Thank you for helping me open the door to my nightmares and, hopefully, letting the sunlight in. My life is waiting for me to live it and this is the very first step.
Little Dina
Dear Dina,
In all of us lives a young child that recedes within our conscious as we grow, taking with it all the things good and bad that it has experienced and lies dormant, until something or someone awakens it.
You have suffered a severe childhood trauma. You were a child who was sexually assaulted and unable to defend yourself or share what had happened, you did what all children who wish to hide painful feelings do – you buried it in your sub-conscious, pretending it never happened, that it was just a bad dream. But it never really goes away. It only goes to sleep, until it’s jarred awake – and then the real nightmare begins.

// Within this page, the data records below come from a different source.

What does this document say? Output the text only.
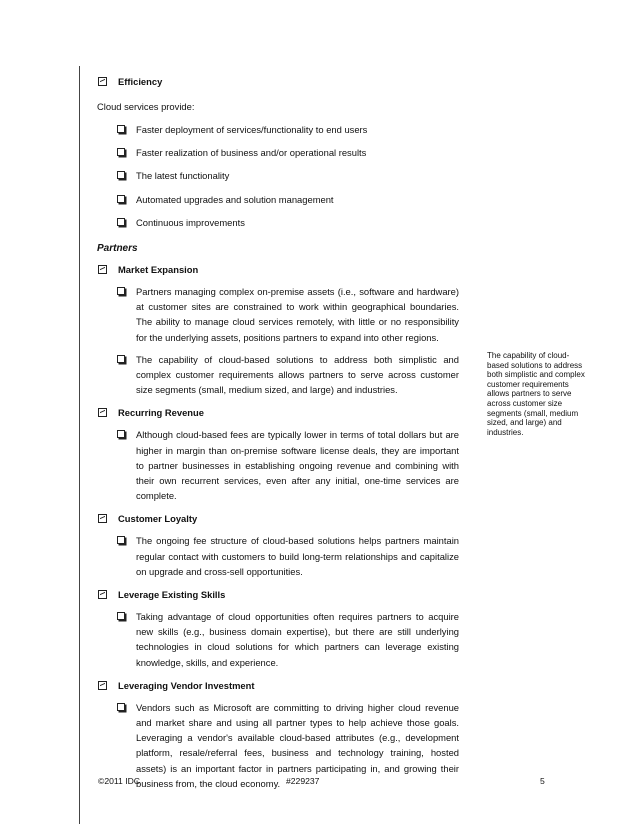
Efficiency
Cloud services provide:
Faster deployment of services/functionality to end users
Faster realization of business and/or operational results
The latest functionality
Automated upgrades and solution management
Continuous improvements
Partners
Market Expansion
Partners managing complex on-premise assets (i.e., software and hardware) at customer sites are constrained to work within geographical boundaries. The ability to manage cloud services remotely, with little or no responsibility for the underlying assets, positions partners to expand into other regions.
The capability of cloud-based solutions to address both simplistic and complex customer requirements allows partners to serve across customer size segments (small, medium sized, and large) and industries.
Recurring Revenue
Although cloud-based fees are typically lower in terms of total dollars but are higher in margin than on-premise software license deals, they are important to partner businesses in establishing ongoing revenue and combining with their own recurrent services, even after any initial, one-time services are complete.
Customer Loyalty
The ongoing fee structure of cloud-based solutions helps partners maintain regular contact with customers to build long-term relationships and capitalize on upgrade and cross-sell opportunities.
Leverage Existing Skills
Taking advantage of cloud opportunities often requires partners to acquire new skills (e.g., business domain expertise), but there are still underlying technologies in cloud solutions for which partners can leverage existing knowledge, skills, and experience.
Leveraging Vendor Investment
Vendors such as Microsoft are committing to driving higher cloud revenue and market share and using all partner types to help achieve those goals. Leveraging a vendor's available cloud-based attributes (e.g., development platform, resale/referral fees, business and technology training, hosted assets) is an important factor in partners participating in, and growing their business from, the cloud economy.
The capability of cloud-based solutions to address both simplistic and complex customer requirements allows partners to serve across customer size segments (small, medium sized, and large) and industries.
©2011 IDC	#229237	5
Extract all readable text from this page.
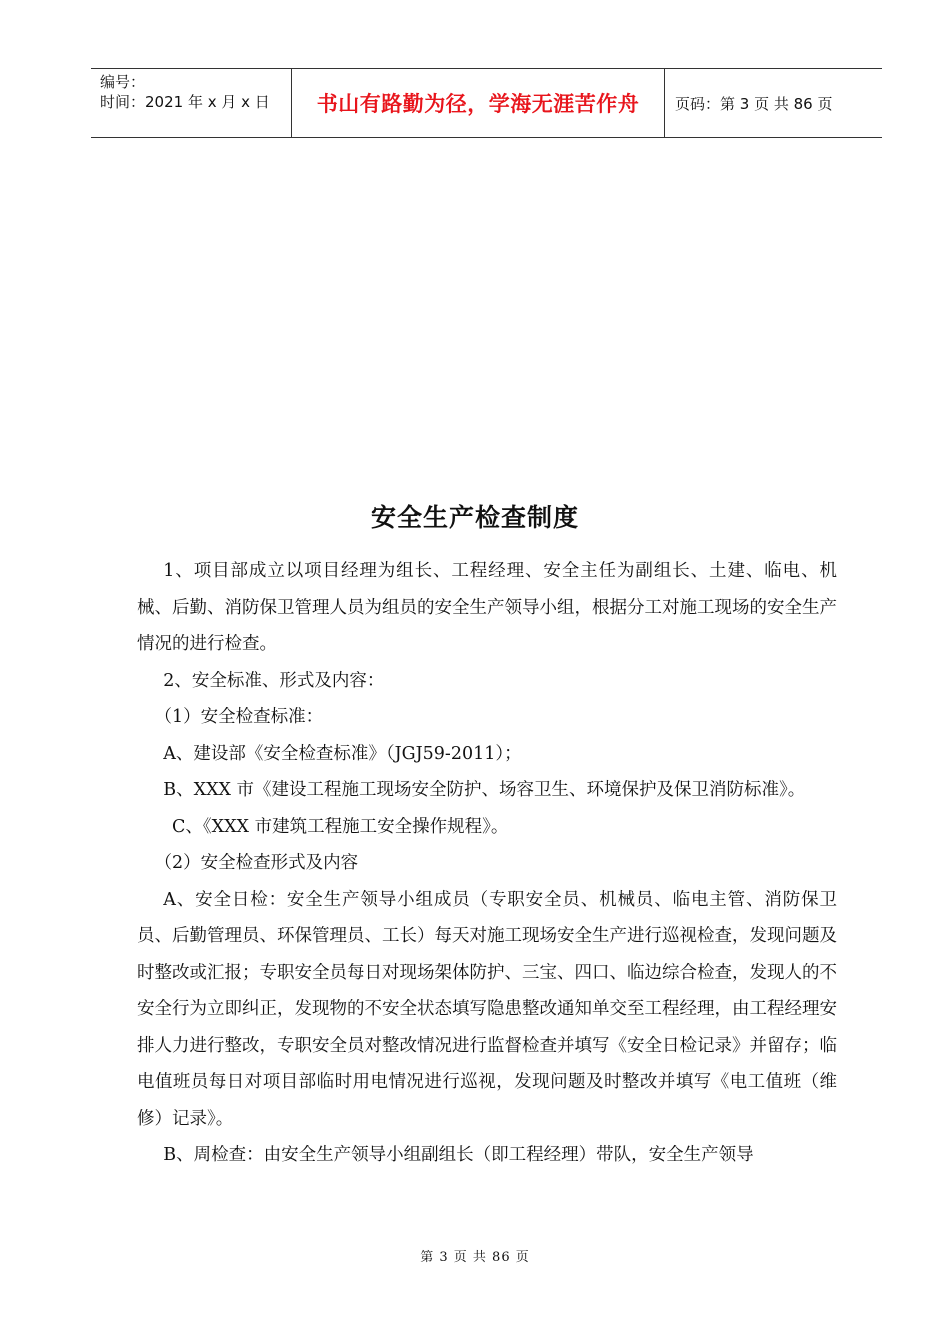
编号：
时间：2021 年 x 月 x 日	书山有路勤为径，学海无涯苦作舟	页码：第 3 页 共 86 页
安全生产检查制度

1、项目部成立以项目经理为组长、工程经理、安全主任为副组长、土建、临电、机械、后勤、消防保卫管理人员为组员的安全生产领导小组，根据分工对施工现场的安全生产情况的进行检查。

2、安全标准、形式及内容：

（1）安全检查标准：

A、建设部《安全检查标准》（JGJ59-2011）；

B、XXX 市《建设工程施工现场安全防护、场容卫生、环境保护及保卫消防标准》。

C、《XXX 市建筑工程施工安全操作规程》。

（2）安全检查形式及内容

A、安全日检：安全生产领导小组成员（专职安全员、机械员、临电主管、消防保卫员、后勤管理员、环保管理员、工长）每天对施工现场安全生产进行巡视检查，发现问题及时整改或汇报；专职安全员每日对现场架体防护、三宝、四口、临边综合检查，发现人的不安全行为立即纠正，发现物的不安全状态填写隐患整改通知单交至工程经理，由工程经理安排人力进行整改，专职安全员对整改情况进行监督检查并填写《安全日检记录》并留存；临电值班员每日对项目部临时用电情况进行巡视，发现问题及时整改并填写《电工值班（维修）记录》。

B、周检查：由安全生产领导小组副组长（即工程经理）带队，安全生产领导

第 3 页 共 86 页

I am so glad this young man is at your side and was the catalyst for you to seek help. He sounds like a keeper. With the therapist’s guidance and his feelings to encourage you forward, I foresee only sunshine and a beautiful future. But there’s much work to be done. There will be good days, bad days and great days and, with time, there will be good days and great days only. Stay the course with your therapist, and hold on tight to your young man because his strength and devotion is equally as important.
A warning to parents. Every family has the propensity for dysfunction, as it is comprised of individuals. If you have someone who resembles “Uncle Jack,” keep a sharp eye out for anything amiss. A family friend, babysitter or anyone who has access to your home and children should be carefully vetted. Better to err on the side of caution than to later be weighed down by guilt and regret.